If not for Power’s own mid-race spin, Castroneves’ bid for the championship may have withered like grapes on the vine in California’s wine country.
“I have to say that it’s been unusual,” he said on Wednesday. “The Mid‑Ohio race, obviously outside our control; the Milwaukee race, we’re still trying to understand why we didn’t have the performance the same as Will and Juan Pablo [Montoya]; and last weekend…Right at the start of the race, having [Sebastien] Bourdais throwing a strike right at the beginning.
“So that frustrates you, but you can’t just let those bits bite you. We’ve just got to move on, and we still have one more race, which is double points and 500 miles, so anything can happen. We’re looking for the best result.”
The best result has been what their boss, Roger Penske, has been searching for since 2006, when Sam Hornish Jr. brought him his last IndyCar Series championship.
Andretti Autosport (2007, 2012) and Chip Ganassi Racing (2008-2011, 2013) have since reigned at the top of North America’s premier open-wheel series.
But it would appear that on Saturday night,“The Captain” will finally claim the Astor Cup (yes, Simon Pagenaud of Schmidt Peterson Motorsports can also win the title, but only if he wins the MAV TV 500 and gets a lot of help).
The question is who’s going to give it to him: Castroneves or Power?
Castroneves obviously wants that honor.
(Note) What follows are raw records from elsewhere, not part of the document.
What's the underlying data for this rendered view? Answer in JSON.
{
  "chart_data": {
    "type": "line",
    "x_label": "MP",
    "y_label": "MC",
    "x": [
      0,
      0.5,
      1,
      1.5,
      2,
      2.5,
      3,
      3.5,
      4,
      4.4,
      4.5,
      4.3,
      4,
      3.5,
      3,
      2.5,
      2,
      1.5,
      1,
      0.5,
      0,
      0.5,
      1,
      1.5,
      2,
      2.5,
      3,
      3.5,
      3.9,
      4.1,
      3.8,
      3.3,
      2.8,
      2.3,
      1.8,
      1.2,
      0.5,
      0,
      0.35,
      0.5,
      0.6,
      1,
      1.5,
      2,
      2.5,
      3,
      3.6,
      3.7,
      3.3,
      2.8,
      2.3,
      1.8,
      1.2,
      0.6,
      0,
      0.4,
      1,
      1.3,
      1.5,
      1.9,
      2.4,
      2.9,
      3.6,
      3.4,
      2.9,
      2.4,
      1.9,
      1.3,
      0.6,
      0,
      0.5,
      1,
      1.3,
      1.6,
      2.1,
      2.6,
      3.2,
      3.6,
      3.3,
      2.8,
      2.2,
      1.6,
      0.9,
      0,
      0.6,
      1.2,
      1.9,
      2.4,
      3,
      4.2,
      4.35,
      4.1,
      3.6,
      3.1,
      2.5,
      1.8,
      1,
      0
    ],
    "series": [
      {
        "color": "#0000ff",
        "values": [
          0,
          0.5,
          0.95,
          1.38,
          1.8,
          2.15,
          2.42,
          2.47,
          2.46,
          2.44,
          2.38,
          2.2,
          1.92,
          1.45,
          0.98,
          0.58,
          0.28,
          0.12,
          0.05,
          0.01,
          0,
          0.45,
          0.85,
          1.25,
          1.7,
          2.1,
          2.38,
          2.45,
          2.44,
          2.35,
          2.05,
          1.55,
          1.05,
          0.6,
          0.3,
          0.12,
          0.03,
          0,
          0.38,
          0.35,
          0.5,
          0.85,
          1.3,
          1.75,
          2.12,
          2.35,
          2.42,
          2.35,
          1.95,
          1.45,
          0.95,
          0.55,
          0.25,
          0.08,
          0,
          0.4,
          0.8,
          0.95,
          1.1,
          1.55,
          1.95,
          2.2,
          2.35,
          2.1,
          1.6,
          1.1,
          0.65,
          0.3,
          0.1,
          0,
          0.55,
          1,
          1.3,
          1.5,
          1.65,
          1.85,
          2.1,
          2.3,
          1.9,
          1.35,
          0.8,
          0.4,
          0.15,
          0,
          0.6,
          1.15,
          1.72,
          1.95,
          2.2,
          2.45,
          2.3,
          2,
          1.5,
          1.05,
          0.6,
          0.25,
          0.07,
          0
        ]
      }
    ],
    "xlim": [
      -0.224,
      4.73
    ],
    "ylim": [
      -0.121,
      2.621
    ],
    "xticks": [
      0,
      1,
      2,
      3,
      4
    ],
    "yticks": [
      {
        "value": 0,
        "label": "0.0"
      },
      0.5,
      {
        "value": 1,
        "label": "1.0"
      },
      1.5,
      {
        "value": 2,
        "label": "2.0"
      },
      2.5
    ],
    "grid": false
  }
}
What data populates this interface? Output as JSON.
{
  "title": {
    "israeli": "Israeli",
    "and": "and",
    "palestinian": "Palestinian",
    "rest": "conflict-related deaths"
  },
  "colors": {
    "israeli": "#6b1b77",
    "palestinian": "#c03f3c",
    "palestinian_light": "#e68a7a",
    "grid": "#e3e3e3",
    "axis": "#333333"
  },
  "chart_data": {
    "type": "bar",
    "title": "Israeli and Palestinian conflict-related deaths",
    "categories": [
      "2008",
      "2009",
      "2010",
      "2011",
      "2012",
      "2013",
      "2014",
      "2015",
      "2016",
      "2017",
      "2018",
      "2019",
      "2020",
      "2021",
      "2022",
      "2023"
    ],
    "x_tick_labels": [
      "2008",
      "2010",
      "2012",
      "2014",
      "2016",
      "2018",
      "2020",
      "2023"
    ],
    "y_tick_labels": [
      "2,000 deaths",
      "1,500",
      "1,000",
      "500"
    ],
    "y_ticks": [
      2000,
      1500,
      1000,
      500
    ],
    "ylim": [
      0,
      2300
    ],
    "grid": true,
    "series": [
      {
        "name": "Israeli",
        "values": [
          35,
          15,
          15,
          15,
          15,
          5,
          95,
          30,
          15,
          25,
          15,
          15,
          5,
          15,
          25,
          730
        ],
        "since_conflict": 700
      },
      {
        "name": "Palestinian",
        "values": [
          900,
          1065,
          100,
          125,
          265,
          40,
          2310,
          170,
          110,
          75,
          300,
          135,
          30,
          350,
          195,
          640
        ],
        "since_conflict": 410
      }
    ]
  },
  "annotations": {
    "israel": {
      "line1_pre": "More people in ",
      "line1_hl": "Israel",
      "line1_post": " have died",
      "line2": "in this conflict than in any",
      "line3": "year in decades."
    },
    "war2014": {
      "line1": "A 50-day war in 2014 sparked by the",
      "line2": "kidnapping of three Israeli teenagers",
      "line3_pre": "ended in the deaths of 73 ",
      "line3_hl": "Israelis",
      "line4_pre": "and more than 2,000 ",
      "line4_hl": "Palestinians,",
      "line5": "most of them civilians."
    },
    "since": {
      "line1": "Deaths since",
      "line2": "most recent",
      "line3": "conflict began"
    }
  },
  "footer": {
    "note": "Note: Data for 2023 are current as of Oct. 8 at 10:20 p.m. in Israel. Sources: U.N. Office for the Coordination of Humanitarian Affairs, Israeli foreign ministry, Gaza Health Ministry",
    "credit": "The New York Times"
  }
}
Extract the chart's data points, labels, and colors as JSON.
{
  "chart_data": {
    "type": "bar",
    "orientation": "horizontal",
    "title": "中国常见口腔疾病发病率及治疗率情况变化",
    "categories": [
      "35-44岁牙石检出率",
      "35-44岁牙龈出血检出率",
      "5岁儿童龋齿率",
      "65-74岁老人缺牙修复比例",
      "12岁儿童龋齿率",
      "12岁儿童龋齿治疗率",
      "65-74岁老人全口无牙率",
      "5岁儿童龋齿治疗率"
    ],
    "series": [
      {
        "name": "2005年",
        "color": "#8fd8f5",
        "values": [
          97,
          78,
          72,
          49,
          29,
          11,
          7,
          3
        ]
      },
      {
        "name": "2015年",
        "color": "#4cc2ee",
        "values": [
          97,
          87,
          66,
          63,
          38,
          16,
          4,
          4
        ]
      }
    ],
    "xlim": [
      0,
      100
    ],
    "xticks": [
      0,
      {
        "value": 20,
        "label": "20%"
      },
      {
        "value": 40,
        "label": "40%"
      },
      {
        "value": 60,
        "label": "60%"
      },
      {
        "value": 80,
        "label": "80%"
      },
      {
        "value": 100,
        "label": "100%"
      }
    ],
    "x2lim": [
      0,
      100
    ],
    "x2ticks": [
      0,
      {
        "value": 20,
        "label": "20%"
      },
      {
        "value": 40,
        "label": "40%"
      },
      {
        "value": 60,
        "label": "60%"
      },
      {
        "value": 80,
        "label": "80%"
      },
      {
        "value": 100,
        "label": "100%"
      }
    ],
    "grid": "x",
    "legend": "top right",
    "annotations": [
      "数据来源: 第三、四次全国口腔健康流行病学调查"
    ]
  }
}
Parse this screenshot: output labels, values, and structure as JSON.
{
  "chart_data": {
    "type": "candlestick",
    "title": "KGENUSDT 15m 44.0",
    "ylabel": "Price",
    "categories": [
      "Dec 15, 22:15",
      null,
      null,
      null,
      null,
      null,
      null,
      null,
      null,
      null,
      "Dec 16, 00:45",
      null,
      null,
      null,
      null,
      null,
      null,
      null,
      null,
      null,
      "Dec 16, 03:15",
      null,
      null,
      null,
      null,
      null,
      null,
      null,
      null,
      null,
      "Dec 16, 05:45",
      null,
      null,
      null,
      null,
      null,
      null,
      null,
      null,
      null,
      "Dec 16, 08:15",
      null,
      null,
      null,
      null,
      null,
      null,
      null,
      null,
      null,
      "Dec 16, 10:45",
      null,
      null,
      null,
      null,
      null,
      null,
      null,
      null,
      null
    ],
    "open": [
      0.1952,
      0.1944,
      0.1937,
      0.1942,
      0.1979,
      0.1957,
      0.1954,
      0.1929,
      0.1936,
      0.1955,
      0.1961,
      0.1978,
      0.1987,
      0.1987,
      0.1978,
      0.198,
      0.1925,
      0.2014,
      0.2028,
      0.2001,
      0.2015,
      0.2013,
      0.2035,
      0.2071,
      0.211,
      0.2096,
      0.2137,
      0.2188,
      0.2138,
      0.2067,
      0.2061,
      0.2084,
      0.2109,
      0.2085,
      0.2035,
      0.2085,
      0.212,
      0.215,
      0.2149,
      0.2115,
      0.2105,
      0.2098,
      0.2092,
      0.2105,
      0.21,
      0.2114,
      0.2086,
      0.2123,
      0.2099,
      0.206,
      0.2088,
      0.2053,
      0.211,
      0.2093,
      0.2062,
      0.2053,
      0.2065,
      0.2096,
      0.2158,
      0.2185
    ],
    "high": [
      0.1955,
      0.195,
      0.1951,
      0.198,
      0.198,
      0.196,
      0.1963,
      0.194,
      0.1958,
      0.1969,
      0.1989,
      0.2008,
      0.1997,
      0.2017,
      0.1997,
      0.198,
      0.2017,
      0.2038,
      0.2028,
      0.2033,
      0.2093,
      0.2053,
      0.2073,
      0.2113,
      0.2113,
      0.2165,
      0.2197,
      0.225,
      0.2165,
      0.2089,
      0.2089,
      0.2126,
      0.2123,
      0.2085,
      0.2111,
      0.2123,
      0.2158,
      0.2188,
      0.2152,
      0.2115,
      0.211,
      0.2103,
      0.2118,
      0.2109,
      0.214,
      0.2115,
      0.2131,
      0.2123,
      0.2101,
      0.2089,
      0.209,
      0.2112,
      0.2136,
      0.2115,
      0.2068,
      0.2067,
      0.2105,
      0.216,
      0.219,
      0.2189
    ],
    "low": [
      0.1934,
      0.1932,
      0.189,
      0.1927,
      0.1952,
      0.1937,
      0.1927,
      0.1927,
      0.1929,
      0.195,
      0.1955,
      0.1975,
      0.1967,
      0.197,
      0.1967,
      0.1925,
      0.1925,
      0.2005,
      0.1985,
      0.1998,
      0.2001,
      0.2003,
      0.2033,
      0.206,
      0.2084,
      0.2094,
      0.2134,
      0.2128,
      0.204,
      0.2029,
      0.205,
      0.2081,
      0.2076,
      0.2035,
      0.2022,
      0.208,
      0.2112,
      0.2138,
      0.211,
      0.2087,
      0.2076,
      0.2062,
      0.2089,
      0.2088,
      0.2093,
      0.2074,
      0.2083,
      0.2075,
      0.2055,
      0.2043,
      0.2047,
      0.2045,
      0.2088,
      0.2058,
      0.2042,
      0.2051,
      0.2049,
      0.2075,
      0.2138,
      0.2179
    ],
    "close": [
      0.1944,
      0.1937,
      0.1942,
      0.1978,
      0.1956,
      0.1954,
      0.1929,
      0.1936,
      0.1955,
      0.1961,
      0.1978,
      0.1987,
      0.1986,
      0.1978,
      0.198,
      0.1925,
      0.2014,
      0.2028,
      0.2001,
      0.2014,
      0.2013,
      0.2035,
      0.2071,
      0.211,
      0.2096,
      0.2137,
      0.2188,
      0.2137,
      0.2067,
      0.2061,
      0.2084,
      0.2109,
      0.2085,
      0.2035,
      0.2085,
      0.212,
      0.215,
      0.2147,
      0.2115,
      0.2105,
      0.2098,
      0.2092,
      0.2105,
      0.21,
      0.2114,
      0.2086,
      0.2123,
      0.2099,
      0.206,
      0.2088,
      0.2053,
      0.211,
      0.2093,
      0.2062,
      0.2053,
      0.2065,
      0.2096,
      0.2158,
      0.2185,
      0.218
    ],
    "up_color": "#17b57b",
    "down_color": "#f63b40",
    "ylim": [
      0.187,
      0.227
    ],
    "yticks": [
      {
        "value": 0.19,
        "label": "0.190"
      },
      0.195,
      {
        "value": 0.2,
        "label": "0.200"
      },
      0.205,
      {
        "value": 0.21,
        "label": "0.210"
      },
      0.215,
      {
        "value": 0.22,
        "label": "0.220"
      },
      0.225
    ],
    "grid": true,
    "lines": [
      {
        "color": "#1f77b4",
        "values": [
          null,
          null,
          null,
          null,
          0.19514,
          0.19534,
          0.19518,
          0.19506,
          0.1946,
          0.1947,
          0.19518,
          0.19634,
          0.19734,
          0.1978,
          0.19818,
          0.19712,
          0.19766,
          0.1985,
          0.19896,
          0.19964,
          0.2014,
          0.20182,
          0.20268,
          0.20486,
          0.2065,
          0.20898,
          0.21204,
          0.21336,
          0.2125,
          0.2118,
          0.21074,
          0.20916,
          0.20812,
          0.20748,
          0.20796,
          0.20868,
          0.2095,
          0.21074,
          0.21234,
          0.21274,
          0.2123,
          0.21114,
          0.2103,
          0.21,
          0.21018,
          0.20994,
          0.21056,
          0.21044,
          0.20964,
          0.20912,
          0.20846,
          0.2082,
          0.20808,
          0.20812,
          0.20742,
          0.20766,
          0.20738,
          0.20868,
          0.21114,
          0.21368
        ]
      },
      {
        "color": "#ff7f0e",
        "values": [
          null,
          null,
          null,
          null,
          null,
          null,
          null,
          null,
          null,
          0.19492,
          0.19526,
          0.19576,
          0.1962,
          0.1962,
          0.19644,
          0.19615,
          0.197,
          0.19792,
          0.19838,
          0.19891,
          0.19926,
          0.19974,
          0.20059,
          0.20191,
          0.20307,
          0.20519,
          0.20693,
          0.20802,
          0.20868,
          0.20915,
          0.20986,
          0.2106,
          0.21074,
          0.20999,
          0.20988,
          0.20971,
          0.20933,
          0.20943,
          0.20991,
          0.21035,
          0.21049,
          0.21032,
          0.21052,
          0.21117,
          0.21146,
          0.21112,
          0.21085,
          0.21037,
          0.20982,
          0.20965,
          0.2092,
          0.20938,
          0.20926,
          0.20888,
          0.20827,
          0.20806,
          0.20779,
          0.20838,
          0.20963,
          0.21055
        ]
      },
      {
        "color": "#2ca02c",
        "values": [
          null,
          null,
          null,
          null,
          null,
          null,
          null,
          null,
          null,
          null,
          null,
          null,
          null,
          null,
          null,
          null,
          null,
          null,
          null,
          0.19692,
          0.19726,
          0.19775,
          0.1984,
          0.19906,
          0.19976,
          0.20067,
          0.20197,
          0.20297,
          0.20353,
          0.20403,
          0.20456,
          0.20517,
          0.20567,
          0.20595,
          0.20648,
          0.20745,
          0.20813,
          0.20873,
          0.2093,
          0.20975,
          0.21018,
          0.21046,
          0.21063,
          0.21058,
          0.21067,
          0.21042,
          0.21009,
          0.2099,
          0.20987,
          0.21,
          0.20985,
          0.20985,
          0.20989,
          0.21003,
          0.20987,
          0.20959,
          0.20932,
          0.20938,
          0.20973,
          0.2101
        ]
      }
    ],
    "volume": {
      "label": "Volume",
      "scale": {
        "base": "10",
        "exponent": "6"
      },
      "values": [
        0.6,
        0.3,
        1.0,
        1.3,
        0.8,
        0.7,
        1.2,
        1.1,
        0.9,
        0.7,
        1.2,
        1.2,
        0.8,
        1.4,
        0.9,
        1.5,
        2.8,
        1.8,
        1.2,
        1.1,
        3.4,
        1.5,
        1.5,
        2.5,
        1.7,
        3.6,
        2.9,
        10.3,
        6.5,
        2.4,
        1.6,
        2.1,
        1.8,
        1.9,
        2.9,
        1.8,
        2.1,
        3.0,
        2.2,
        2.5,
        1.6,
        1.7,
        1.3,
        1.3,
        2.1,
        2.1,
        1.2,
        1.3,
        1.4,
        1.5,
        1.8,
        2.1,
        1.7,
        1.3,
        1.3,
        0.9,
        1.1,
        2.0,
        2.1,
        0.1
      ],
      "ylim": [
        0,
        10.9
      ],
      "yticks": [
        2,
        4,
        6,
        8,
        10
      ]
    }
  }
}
But, ever the good soldier, he understands the bigger picture.
From his perspective, Team Penske had three big goals this year: Winning the Indy 500 (natch), winning at Detroit (the race that Penske helped revive a few years ago), and winning the championship.
Castroneves was narrowly denied at Indy by Ryan Hunter-Reay. Then Power and Castroneves swept the two Detroit races. And now, it would seem that one of them is on the cusp of a title.
Two out of three certainly wouldn’t be bad in this case.
“We were able to accomplish Detroit; unfortunately, [we were] very close at the Indy 500, and the championship, we’re super close to making that happen, as well,” Castroneves said.
“…We’re so proud to be part of the organization, whether it’s myself or Will or Juan Pablo. We want to make sure we give this to Roger because he deserves it more than anybody.”
As for himself, Castroneves seems content to let the chips fall where they may. He’s long known that worrying about what he can’t control is folly.
Execution is what it’ll be about for him Saturday night, as he tries to finally end his career-long quest for a championship.